生まれおちた新しい生命は、ただ強くなることを望んだ。だから、ルーングラブが有していた異能を拡大し、他者の持つ武器だけでなく、知識や技能を取り込むことにした。
かつてアルフォンスであった肉塊は、軍事キャンプに寝泊まりしていた楽園使徒の同志や傭兵たちを飲み込んで、勇猛な武人からはその力と武器の使い方を、魔道に通じた術者からはその魔力と術理を吸収した。

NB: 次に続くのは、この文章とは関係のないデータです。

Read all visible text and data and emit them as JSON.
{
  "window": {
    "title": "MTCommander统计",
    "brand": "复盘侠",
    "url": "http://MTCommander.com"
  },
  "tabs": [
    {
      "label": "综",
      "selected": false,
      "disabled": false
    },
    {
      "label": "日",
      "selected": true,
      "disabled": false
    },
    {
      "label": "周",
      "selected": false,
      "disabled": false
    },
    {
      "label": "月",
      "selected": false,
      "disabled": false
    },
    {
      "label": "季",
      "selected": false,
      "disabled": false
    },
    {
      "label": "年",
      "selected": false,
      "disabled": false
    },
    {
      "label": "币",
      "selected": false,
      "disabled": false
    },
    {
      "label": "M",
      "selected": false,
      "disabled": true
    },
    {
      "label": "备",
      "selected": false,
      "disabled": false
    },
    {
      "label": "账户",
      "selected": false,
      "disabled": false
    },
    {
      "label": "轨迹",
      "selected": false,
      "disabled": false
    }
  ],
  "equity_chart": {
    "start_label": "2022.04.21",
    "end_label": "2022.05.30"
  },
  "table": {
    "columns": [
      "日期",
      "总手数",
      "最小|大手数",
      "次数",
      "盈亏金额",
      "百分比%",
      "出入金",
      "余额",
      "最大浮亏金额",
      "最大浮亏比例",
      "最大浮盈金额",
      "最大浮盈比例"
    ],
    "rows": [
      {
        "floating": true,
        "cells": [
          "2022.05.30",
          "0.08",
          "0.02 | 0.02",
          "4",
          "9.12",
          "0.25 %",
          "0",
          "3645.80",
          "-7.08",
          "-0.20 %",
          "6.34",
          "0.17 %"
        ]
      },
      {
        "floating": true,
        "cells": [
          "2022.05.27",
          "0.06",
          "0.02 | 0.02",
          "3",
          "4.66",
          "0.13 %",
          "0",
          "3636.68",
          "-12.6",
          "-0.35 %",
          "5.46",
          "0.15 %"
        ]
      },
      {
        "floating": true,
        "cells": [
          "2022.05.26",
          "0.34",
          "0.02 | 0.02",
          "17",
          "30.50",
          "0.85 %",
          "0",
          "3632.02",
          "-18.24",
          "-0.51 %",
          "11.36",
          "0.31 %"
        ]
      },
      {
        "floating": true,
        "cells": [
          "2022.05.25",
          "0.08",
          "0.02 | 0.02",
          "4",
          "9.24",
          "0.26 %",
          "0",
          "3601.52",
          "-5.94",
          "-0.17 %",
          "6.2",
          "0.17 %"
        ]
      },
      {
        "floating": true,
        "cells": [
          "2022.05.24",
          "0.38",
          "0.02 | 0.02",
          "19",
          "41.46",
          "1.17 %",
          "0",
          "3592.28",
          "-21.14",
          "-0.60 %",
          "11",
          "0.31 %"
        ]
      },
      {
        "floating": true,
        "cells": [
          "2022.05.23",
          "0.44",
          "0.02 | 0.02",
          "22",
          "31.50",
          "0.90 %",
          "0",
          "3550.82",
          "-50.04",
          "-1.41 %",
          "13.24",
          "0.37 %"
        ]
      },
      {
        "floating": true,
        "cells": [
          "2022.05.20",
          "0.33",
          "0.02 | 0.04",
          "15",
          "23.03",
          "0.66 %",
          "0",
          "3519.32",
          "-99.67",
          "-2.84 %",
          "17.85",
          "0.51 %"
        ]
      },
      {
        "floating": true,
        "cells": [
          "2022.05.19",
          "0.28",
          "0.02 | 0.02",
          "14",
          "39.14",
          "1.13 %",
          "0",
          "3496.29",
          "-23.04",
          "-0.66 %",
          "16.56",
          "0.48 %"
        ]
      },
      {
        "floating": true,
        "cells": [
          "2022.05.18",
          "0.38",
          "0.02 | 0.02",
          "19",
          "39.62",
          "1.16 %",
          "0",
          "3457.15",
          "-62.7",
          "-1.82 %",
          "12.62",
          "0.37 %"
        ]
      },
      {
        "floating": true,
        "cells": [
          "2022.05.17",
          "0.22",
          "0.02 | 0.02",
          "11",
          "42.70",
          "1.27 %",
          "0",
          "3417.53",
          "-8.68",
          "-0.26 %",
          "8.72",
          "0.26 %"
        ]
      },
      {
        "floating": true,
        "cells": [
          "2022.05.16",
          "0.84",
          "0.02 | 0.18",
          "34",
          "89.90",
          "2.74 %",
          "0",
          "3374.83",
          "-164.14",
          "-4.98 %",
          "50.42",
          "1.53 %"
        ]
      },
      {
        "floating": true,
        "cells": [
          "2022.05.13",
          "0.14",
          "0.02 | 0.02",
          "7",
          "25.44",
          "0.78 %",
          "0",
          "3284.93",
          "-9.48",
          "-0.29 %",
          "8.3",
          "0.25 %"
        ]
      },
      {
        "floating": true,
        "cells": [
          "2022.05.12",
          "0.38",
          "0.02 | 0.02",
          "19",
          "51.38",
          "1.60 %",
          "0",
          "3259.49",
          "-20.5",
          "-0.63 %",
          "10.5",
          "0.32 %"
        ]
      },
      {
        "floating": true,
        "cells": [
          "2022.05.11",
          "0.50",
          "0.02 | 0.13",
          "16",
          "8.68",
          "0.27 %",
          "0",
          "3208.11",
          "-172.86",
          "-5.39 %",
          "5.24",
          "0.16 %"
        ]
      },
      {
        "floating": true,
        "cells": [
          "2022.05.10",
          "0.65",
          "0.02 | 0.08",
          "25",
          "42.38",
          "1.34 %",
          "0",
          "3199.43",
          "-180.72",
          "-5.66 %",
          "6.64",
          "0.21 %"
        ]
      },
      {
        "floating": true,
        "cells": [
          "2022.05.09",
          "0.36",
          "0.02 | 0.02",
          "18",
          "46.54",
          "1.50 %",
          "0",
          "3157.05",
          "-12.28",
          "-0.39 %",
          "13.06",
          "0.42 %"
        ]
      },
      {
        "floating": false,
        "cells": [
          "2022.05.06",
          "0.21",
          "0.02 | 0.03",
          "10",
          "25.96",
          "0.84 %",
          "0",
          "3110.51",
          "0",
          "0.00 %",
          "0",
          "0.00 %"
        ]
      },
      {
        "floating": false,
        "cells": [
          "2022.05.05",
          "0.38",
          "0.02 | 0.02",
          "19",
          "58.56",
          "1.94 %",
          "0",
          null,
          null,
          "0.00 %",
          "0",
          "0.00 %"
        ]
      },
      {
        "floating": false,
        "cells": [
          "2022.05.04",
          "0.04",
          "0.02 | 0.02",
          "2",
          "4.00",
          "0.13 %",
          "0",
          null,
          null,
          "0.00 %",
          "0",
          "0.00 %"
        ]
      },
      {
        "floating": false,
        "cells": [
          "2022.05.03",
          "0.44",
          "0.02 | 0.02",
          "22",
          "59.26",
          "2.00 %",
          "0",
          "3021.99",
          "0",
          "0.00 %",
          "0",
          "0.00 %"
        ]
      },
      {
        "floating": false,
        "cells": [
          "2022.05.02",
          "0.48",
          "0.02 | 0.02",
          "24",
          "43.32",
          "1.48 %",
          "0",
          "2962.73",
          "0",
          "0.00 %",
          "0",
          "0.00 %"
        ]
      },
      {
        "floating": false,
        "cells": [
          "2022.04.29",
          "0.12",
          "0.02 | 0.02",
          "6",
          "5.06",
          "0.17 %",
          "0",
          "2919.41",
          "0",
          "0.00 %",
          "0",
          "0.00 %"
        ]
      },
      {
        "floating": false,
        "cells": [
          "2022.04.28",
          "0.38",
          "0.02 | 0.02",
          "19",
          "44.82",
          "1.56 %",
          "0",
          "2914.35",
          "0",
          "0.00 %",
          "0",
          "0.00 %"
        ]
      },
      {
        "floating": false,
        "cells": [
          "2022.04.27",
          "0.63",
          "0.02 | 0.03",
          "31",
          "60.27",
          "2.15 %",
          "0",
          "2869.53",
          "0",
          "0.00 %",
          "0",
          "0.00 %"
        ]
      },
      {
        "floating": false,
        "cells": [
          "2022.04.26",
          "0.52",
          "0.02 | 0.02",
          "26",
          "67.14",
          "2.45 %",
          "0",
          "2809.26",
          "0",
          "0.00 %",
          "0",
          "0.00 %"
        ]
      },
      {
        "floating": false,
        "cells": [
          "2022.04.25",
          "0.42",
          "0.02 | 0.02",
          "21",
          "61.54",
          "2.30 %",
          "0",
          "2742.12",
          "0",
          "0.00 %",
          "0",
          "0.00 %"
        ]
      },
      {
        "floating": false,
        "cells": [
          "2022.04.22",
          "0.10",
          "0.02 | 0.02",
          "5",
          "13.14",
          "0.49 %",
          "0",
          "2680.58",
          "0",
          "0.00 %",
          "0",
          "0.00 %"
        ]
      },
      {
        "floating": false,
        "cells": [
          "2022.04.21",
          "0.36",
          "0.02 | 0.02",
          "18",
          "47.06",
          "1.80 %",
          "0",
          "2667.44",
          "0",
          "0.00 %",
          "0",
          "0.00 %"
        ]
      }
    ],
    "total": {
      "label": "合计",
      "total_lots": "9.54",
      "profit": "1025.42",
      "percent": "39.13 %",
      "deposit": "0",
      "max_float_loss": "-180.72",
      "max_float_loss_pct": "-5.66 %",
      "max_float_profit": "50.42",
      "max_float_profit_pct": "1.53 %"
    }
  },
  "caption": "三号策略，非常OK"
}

すなわち、己とは異なる他者が積み重ねた経験を、思い出を、人生を、生命を、自らのものとして同化したのだ。
紅茶と牛乳を混ぜれば、ミルクティーになる。レモン果汁と炭酸水を混ぜれば、レモンスカッシュになる。では、ミルクティーとレモンスカッシュを混ぜれば――?
肉塊の略奪は、アルフォンスという個人の境界を塗り潰すには十分過ぎた。
それでも、赤黒い肉塊には、まだ指の爪先ほどの理性が残っていた。だからより合理的に強くなるために……、付近の山中に住む獣や、古代遺跡から這い出てきた徘徊怪物を喰らい始めた。
逃げまどう野生の鹿、猪、熊に触腕を伸ばして侵食し、恐れを知らぬキメラやゴーレムを押しつぶして溶解する。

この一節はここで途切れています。